Was it ever John Baird’s foreign policy?
If Harper led Canada’s role abroad, Baird’s real impact was in creating division at home. By David Carment.

With this week’s appointment of Rob Nicholson as Canada’s new Minister of Foreign Affairs, there will undoubtedly be analysis whether his approach to foreign policy will differ from his predecessor. But the rush to either criticize or defend John Baird’s foreign policy record since his resignation last week seems out of place considering that Canada’s foreign policy was never his to begin with.
Among the 40 or so titles published in Carleton University’s Canadian Foreign Policy Journal (where I am editor) since the Conservatives came to power, Baird’s name is mostly absent. Stephen Harper’s name, on the other hand, is prominent in every single piece written about the government and its foreign policy. This dismissal of John Baird’s influence is not accidental. It reflects an understanding that key foreign policy decisions do not come from the Department of Foreign Affairs, Trade and Development (DFATD) but are the responsibility of the Prime Minister’s Office (PMO).

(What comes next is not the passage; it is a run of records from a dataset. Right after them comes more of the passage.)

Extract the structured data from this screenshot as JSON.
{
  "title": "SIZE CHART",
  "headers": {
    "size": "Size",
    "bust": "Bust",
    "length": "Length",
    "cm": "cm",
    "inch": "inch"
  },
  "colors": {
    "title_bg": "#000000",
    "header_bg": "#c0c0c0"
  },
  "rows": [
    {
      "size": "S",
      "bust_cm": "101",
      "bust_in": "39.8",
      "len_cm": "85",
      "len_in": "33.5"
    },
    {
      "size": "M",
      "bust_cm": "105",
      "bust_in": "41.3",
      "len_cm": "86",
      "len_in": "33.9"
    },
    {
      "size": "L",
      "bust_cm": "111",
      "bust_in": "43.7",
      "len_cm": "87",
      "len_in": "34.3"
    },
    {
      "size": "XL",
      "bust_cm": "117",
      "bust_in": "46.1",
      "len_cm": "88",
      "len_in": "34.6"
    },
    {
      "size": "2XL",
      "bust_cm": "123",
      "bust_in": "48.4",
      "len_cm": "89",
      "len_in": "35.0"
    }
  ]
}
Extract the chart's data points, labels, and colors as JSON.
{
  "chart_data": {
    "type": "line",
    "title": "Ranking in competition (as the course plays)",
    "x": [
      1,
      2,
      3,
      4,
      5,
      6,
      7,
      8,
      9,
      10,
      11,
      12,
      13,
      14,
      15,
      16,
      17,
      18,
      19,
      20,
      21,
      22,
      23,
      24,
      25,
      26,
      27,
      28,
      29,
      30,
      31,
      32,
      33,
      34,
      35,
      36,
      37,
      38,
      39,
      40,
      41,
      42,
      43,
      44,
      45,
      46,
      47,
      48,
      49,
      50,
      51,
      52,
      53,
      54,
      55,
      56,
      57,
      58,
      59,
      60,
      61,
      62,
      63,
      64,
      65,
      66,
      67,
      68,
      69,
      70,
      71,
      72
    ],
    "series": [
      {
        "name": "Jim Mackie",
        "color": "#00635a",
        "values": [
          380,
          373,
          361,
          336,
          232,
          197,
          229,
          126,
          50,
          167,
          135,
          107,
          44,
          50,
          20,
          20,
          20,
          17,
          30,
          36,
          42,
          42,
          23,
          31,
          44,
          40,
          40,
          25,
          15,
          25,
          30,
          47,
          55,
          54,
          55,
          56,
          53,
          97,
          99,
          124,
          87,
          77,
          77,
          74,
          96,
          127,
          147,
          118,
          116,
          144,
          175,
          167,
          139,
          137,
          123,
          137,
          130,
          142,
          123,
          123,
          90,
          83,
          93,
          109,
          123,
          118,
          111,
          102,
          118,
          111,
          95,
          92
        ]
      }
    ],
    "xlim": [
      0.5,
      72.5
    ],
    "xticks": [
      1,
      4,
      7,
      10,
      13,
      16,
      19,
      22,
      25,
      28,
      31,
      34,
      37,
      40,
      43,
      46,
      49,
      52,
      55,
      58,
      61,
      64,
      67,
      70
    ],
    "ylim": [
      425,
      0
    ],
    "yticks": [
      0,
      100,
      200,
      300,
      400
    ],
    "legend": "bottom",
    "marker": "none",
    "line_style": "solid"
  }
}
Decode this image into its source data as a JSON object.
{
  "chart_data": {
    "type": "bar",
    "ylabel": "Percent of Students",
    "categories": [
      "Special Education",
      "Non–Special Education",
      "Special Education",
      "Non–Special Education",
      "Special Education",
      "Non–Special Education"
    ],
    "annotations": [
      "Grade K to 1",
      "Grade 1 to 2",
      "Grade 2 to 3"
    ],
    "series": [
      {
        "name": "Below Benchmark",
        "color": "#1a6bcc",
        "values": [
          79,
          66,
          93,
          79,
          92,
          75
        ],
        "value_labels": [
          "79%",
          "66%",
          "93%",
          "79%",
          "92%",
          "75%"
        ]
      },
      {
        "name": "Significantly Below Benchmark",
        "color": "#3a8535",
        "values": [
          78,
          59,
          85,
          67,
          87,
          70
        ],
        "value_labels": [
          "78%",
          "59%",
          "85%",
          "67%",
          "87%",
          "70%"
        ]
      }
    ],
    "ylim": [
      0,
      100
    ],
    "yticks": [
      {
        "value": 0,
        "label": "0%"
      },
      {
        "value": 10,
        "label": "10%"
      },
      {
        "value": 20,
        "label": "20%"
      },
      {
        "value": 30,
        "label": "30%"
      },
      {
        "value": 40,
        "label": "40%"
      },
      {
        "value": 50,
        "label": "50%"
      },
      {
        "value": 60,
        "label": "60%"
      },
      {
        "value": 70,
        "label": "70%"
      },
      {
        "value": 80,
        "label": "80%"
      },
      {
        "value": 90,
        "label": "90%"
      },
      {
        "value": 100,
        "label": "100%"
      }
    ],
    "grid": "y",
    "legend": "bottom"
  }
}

There are certainly many reasons to criticize Baird’s time at DFATD but one that is often overlooked is the fact that he kept the door open to unelected political appointments from the PMO, while closing it at the same time to public oversight and accountability. To be clear, the role of political staff and advisers is not to serve the public interest or to sustain the public service. Their role is to support the government and by extension the Conservative Party of Canada.
The world of the political staffer is one of constant electioneering in which every policy instrument, every piece of communication, every effort to engage the public is carefully structured and crafted to generate a maximum politically decisive outcome. Whether working as senior advisers, or speechwriters or communications specialists their role in shaping Canada’s foreign policy has only expanded with time.
Leaked memos from the department signalled long ago a deepening discord between career foreign service officers and political staffers. Nowhere has this divisiveness been more acutely felt than in the institutional restructuring Baird set out to accomplish during his term as Foreign Minister.
One of these, was the dismantling of the Pearsonian-internationalist legacy deeply embedded in the department — a process initiated by his predecessors Lawrence Cannon and Peter MacKay. This objective would be pursued on many fronts. Inwardly by targeting individuals and policies at DFATD deemed hostile or superfluous to the Conservative agenda and outwardly by withdrawing from or openly criticising international bodies to which previous Liberal governments had made long-standing commitments.
Baird ’s failure to properly bid for a seat on the UN Security Council is the most acute example of his advisers’ failure to understand the importance of institutions to Canadian interests. More recently, his very public threat to the Palestinian Authority with respect to their request for membership in the International Criminal Court created more problems than it solved. Baird could have just as easily taken its leaders aside and expressed his government’s concerns privately. By speaking publicly to the issue, Baird either unwittingly or deliberately undermined the court by challenging its authority over who should be granted admission.
The CIDA-DFAIT merger has been touted as the other great institutional transformation over which Baird can claim ownership. But in reality it was a change the Harper government intended to implement when it first came to power in 2006. All that was needed was the right person to push the initiative through without regard for due process. Whether the merger succeeds or not is secondary to how the merger was achieved. A textbook example of a failure in public diplomacy with no prior consultation and a Canadian public still uninformed and unclear on why this particular decision was made. Indeed, under Baird’s leadership, DFATD has gone out of its way to circumvent, alienate and undermine large segments of civil society either by pulling their funding or by leaving them out of the discussion altogether. The closure of the North-South Institute and The International Centre for Human Rights and Democratic Development are two notable examples.
Finally we come to the decision by Baird to not conduct a foreign policy review during his time at DFATD. I suppose when a Foreign Minister can rely on political staffers to gauge public opinion and run the numbers, the need to actually talk with Canadians might seem superfluous. While many elites dismiss the importance of foreign policy reviews, the decision to not publicly weigh and balance Canada’s foreign policy choices has opened up huge rifts on the home front. No foreign policy should purposely divide. But that is exactly where we stand at the end of Baird’s tenure. A Canada that is deeply divided and uncertain of its place in the world.
Reviews are there not only to ensure that the ends governments propose are matched with the means available to them. Reviews are one of the few ways Canadians have to hold their governments accountable. It is ironic then that before Baird became Foreign Minister he managed to manoeuvre the overly bureaucratic and heavy-handed Accountability Act into law. Ironic, because under the Harper government, access to information has been curtailed, foreign policy budgets have been pushed through without proper and full debate and international treaties are tabled with little parliamentary oversight. None of this would be possible were it not for those political staffers who pay no price for being wrong.